The win came just six months after Kaufman was invited to the annual 10.10.10 Cities conference, where ambitious CEOs and entrepreneurs gather to try and address different issues affecting U.S. cities. During the 10-day seminar in Denver with city planners, deputy mayors and members of the Environmental Protection Agency, Kaufman was moved by the challenge of using technology to help solve issues of water contamination, stoked in part by the stunning 2014 water crisis in Flint, Michigan, and the general unawareness that it could happen elsewhere.

“Take an issue like Flint or any of the many water contamination issues that pop up in this country,” Kaufman says. “They’re a blip in the paper or maybe they even become national or international news, but then they’re gone.”

Kaufman hopes the Waterlyzer, Microlyze’s solution, can change that. The device is roughly the size of a hockey puck and comes with a thimble-sized cartridge that consumers can fill with their tap water to test for lead, arsenic or other contaminants. The test results are available instantly via an app on the consumer’s cell phone, and the data is sent to the utility company so that it can spot problems in the communities it serves.

Kaufman says that while people might pay only peripheral attention to a crisis in Flint or a far-off city, seeing real results in their own kitchen will change how they view water contamination and push for solutions.

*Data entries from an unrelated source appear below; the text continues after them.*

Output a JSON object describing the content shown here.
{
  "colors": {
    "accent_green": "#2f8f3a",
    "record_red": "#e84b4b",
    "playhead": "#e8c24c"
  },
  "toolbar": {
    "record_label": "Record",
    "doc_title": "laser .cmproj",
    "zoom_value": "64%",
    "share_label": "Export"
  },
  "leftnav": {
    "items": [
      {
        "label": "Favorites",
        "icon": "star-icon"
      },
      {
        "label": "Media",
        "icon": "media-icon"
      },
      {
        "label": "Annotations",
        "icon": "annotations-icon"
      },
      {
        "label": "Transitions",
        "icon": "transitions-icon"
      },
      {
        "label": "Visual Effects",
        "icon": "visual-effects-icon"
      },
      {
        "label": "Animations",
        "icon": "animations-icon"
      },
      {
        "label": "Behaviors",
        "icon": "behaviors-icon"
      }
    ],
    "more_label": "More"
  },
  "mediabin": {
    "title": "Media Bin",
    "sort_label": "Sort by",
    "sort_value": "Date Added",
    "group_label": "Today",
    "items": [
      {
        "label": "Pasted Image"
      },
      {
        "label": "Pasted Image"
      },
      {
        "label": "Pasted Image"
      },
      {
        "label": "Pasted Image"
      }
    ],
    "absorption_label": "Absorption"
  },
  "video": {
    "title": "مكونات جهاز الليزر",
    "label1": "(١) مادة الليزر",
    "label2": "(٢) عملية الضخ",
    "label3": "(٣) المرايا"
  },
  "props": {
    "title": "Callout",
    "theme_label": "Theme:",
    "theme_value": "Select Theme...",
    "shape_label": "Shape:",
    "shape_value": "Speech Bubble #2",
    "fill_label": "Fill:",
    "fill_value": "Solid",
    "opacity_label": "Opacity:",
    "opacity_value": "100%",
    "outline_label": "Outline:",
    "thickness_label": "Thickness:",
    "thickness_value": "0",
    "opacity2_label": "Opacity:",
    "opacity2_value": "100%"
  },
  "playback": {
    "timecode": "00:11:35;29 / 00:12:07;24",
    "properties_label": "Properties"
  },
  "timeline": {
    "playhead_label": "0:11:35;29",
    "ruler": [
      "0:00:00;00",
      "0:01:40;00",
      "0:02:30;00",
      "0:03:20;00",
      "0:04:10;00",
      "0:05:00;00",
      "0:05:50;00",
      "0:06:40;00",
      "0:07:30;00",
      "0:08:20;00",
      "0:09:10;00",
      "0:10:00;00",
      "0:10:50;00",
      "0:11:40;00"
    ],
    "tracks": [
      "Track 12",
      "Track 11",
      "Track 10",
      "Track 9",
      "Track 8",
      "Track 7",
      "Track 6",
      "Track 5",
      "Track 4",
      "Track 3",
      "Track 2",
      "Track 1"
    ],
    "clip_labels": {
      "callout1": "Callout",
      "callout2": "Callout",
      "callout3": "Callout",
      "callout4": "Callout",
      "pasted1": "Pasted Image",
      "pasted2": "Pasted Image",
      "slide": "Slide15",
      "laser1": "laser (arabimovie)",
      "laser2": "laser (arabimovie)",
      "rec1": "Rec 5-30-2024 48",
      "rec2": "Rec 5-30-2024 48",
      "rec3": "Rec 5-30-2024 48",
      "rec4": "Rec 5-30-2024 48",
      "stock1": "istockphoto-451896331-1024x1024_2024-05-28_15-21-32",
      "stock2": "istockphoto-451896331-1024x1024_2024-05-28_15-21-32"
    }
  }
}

“The minute you run your personal water through the system – that’s the water you drink, the water you cook with, you bathe your children in – and you see there’s something wrong with it, you’re not going to move on from that,” Kaufman says. “The problem at arm’s length just became your concern.”

Big Markets, Busy Times

Kaufman has a deal for a pilot program with Denver Water, which serves roughly 1.4 million customers in the Mile High City. The company estimates it will take up to 40 years to replace all of the old, lead-lined pipes in the city, but if the Waterlyzer can help identify problems in specific neighborhoods via aggregated test results, Denver Water can potentially cut down on that timeline and bring safer, cleaner water to customers who need it most sooner than expected.